Gagner pour vendre

La semaine du Grand Prix du Canada, c'est l'occasion de célébrer la performance automobile sous toutes ses formes. Un peu comme pour les taureaux de Pampelune, ici ce sont des bolides à quatre roues qui sont lâchés dans nos rues, poursuivis par une implacable caravane publicitaire.

Ce festival de la vitesse est une source de bonheur intense pour ceux qui s'agglutinent dans les gradins de l'île Notre-Dame ou qui fréquentent le voisinage de la rue Crescent le soir venu. D'autres, par contre, sont affligés d'un malaise provoqué par tout ce tapage, tant sonore que visuel, et par tout ce pétrole sacrificiel, brûlé en vain pour contenter les dieux du sport automobile. Sans compter les vendeurs du temple, rendus frénétiques par tout ce fric, qui exhibent voitures rutilantes et filles court vêtues pour profiter de la manne et écouler leur camelote.

La situation est telle que même des amateurs de course automobile endurcis regrettent l'époque où les exploits sportifs de pilotes héroïques avaient préséance sur ce capitalisme sauvage. Un mercantilisme vulgaire que l'on tente de nous faire passer pour la quintessence du chic et du jet-set.

Passion

Mais si le sport automobile fait rêver, il fait aussi vendre des voitures. Car, comme le dit l'adage, «win on Sunday, sell on Monday» (la victoire du dimanche aide à conclure la vente du lundi). Et quand il est question de voiture performante, la passion fait souvent fuir la rationalité des acheteurs — aidés en cela, il faut l'avouer, par une certaine dose de narcissisme.

D'ailleurs, l'étiquette de «sport» aide à faire mousser les ventes d'à peu près n'importe quel produit. Les constructeurs n'hésitent donc pas à l'apposer sur des véhicules qui n'ont aucune caractéristique le moindrement sportive, des fourgonnettes ou des utilitaires, par exemple. Ainsi bardés d'autocollants, de grosses roues en alliage et d'appliques en fausse fibre de carbone, ces camions travestis font recette auprès d'automobilistes qui auraient certainement rêvé de conduire autre chose.

Tour de piste

Profitant de cette semaine du sport automobile, nous avons décidé de vous présenter une brochette non pas de substituts, mais d'authentiques voitures de sport. De tous les genres et pour tous les budgets, car la performance automobile peut prendre plusieurs formes. Dans une voiture de grand luxe, comme la Bentley Continental GT, les accélérations prodigieuses, le freinage époustouflant et la tenue de route impériale ne sont que quelques aspects qu'impose son pedigree aristocratique, auxquels s'attendent forcément les clients de la marque. Mais il serait surprenant que quelqu'un songe à conduire une voiture de ce prix pour en exploiter le plein potentiel. Il s'agit ici d'user du pouvoir d'évocation plutôt que d'étaler la puissance réelle de la voiture.

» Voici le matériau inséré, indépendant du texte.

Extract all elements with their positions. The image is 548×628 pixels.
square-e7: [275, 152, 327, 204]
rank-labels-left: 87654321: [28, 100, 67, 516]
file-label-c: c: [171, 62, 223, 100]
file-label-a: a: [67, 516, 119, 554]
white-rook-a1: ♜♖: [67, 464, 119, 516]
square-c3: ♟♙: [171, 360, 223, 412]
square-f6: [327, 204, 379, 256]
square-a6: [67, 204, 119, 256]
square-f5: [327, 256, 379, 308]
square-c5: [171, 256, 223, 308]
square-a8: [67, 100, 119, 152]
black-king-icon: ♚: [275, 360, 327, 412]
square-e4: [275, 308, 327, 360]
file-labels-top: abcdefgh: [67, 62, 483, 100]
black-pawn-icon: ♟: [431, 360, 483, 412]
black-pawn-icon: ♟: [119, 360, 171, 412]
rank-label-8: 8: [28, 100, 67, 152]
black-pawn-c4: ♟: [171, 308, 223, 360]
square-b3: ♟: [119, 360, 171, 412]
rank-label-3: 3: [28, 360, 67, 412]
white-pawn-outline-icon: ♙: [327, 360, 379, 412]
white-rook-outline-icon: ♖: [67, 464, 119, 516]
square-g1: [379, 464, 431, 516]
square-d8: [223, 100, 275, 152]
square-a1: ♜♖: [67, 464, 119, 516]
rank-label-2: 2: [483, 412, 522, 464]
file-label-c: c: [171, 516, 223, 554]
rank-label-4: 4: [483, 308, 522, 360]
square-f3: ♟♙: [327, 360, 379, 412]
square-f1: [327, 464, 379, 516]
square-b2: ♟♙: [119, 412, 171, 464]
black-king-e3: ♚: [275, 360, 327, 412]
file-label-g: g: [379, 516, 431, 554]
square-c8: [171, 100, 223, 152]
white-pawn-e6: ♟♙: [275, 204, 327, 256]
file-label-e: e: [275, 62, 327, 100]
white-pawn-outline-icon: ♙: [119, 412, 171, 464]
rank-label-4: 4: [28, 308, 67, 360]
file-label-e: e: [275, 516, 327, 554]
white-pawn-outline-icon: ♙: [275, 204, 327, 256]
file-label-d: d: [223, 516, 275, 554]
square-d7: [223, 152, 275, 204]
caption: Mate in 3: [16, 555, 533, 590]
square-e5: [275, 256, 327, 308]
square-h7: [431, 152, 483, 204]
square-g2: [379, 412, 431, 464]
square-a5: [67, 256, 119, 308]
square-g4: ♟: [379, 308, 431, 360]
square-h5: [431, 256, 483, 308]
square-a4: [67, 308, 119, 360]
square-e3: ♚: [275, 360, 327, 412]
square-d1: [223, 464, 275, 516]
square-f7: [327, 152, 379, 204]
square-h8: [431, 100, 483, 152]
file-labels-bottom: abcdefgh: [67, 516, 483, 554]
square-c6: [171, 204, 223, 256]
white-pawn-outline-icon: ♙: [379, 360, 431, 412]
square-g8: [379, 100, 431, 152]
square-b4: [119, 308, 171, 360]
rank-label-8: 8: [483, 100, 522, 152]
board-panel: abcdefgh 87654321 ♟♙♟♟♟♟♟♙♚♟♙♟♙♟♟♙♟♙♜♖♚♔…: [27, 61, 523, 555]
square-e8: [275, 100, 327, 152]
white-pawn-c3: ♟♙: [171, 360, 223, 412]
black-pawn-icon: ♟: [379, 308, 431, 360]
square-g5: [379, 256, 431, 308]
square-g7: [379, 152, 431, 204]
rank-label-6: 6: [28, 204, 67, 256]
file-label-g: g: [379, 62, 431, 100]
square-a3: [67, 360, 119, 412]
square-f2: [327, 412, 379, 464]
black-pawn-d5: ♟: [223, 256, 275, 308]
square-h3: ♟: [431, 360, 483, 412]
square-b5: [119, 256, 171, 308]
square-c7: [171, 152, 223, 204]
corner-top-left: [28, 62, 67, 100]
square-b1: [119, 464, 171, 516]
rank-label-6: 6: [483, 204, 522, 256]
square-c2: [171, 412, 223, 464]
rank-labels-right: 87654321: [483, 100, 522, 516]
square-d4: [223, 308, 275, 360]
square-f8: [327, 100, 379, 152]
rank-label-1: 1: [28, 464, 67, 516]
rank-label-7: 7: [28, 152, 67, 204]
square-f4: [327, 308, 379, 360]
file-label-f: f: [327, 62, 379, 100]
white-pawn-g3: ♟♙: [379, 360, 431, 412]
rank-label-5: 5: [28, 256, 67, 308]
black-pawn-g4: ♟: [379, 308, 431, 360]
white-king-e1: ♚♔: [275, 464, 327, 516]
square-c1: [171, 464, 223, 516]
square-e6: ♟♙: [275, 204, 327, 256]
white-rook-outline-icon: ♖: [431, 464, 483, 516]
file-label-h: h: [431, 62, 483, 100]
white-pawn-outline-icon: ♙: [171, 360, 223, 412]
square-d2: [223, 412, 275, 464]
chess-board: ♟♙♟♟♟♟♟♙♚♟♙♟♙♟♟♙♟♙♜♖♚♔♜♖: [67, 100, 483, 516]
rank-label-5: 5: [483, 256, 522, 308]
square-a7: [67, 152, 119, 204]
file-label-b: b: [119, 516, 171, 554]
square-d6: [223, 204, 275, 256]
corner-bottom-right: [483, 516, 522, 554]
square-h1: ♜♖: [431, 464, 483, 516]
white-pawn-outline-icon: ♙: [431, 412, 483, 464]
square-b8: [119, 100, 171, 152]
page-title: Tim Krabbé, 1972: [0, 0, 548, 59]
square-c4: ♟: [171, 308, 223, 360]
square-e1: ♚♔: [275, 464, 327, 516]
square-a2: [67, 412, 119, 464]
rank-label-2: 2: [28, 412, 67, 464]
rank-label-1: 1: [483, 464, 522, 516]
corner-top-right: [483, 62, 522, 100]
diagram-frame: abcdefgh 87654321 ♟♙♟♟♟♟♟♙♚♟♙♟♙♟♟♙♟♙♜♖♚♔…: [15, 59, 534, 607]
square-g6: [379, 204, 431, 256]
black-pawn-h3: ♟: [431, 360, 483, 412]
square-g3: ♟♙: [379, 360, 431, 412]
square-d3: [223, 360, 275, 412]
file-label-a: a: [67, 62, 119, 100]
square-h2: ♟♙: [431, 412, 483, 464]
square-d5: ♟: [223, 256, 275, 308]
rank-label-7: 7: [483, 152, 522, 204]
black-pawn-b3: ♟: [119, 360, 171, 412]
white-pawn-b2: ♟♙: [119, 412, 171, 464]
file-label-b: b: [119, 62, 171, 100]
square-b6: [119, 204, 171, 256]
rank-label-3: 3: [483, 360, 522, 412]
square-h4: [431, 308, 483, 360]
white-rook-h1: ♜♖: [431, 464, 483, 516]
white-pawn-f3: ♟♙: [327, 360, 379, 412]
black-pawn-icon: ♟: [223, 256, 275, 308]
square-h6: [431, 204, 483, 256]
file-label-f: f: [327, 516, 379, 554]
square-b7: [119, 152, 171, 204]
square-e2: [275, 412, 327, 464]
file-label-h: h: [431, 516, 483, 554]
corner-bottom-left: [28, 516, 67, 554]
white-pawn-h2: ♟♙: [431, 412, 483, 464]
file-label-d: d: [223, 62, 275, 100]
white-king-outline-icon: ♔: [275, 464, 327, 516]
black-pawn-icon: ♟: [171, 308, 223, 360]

À l'opposé, la Porsche Carrera GT est conçue pour la performance pure, sans aucun compromis. Tout aussi radicale mais plus accessible, tant par son prix que par ses demi-portes arrière à ouverture inversée, la Mazda RX-8 est une solution de rechange intéressante à une berline sport, qu'apprécieront les amateurs de conduite sportive «purs et durs». La Audi TT et la Chrysler Crossfire sont, avant tout, de beaux objets de design. Sans renier leur vocation sportive, ces deux petits coupés, qui sont aussi offerts en version cabriolet, tentent une sorte de réconciliation entre le plaisir des yeux et le plaisir de la conduite. Et, enfin, la dernière incarnation de la Volkswagen Golf GTI, une version vitaminée de la Golf dont la première génération, lancée en 1976, aura permis de démocratiser la conduite sportive. En digne héritière spirituelle des Mini Cooper 1300 des années 1960, la Golf GTI aura aussi permis de convaincre le grand public que performances et roues motrices avant pouvaient faire bon ménage.